Variáveis morfométricas e comparação entre as duas escalas

Figura 1

Modelos Digitais de Elevação da bacia hidrográfica do rio Sagui

Conclusões

Após a análise inicial das bases cartográficas disponíveis, constatou-se que as escalas 1:50.000 e o levantamento SRTM não apresentam detalhamento suficiente para estudos em bacias de 1ª ordem. Comparativamente ao levantamento topográfico de detalhe, a escala 1:10.000 também não apresentou-se adequada em virtude de uma generalização acentuada nas informações cartográficas, sobretudo nas variáveis relacionadas as declividades.

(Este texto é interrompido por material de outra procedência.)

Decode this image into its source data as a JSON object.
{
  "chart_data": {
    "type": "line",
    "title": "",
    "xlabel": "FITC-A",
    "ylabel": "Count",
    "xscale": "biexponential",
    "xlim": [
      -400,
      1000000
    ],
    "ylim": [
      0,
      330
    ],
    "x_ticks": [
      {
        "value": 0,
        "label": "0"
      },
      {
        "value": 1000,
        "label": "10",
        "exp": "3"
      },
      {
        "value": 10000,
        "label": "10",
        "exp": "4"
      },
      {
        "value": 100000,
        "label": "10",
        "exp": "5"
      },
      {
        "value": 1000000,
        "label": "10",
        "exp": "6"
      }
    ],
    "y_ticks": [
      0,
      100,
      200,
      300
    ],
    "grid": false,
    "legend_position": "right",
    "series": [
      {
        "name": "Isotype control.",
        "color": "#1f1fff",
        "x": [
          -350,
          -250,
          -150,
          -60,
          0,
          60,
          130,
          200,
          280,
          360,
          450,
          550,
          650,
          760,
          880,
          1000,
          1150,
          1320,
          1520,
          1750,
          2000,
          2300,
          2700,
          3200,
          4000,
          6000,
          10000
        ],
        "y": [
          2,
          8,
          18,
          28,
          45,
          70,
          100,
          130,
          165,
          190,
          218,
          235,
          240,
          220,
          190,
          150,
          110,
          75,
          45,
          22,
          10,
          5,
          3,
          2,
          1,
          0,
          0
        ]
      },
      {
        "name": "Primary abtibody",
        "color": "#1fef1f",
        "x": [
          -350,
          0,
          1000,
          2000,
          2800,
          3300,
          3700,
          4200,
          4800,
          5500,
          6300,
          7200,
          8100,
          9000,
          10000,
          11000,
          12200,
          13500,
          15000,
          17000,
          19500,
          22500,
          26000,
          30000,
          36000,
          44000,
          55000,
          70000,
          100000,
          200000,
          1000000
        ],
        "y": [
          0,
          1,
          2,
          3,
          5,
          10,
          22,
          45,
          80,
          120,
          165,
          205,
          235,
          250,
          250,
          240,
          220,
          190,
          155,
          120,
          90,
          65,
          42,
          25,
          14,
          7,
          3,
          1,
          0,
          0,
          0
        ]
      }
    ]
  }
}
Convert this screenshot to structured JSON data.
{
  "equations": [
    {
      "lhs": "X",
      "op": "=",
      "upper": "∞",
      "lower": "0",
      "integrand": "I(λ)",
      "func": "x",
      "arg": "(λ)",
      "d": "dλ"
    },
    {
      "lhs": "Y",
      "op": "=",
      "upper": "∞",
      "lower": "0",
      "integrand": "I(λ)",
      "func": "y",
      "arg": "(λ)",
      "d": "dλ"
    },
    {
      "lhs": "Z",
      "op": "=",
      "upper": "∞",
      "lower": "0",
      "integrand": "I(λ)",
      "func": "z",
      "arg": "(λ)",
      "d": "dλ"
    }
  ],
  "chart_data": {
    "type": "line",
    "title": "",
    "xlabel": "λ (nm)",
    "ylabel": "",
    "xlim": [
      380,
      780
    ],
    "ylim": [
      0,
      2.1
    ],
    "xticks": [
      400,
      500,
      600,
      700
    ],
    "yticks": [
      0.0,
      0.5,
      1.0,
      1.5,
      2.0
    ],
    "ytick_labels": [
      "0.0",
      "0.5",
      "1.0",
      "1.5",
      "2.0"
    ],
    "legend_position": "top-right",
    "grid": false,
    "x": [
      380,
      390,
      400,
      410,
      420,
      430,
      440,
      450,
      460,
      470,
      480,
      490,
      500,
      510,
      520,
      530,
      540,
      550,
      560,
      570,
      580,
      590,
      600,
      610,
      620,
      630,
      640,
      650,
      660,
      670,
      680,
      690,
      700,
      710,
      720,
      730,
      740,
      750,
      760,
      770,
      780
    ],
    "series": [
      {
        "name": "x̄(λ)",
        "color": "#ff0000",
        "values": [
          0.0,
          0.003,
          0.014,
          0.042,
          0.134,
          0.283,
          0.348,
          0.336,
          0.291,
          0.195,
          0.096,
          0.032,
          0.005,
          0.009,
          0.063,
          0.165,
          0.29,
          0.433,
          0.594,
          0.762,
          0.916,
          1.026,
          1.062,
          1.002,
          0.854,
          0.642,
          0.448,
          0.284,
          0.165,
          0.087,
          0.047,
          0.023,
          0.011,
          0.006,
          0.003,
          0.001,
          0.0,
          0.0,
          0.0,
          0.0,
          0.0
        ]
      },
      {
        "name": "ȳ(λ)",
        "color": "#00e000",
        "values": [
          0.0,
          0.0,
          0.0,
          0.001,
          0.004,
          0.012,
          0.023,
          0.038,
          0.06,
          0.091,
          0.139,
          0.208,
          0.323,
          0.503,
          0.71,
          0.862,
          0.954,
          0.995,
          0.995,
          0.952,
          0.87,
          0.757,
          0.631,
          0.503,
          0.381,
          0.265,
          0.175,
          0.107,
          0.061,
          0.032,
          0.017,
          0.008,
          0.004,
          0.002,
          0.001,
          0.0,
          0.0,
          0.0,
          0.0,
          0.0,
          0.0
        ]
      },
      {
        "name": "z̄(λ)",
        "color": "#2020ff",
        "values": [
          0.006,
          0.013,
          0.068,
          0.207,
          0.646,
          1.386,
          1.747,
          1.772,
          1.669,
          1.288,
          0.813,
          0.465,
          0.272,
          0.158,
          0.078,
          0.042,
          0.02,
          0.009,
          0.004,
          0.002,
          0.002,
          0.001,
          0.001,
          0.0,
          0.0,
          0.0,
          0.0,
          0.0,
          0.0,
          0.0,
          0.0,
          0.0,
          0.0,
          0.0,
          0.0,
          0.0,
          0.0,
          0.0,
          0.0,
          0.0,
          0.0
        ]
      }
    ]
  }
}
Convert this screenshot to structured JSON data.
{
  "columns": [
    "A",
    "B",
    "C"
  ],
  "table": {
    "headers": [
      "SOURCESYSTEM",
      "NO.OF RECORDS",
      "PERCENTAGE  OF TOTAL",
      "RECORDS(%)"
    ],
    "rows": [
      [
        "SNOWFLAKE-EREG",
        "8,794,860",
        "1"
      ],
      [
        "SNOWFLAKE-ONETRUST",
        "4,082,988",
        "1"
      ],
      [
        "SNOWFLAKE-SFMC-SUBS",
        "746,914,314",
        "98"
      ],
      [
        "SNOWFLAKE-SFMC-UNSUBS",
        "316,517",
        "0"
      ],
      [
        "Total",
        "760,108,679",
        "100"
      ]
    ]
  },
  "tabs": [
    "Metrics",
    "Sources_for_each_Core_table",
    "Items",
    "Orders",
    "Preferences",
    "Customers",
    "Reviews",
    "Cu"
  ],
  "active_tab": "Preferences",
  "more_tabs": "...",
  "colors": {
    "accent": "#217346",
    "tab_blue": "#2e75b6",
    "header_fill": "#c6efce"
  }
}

Neste sentido, destaca-se que diferenças significativas podem afetar a obtenção de atributos secundários (p.ex.: índices morfométricos) que serão utilizados como dados de entrada de modelos matemáticos distribuídos e/ou utilizados para estimativa da variabilidade espacial de processos e atributos hidrogeomorfológicos em bacias. Assim, salienta-se que torna-se necessário a realização de um levantamento em escala de detalhe em estudos em pequenas bacias onde a topografia é o fator determinante da ocorrência de processos de origem hidrológica e geomorfológica.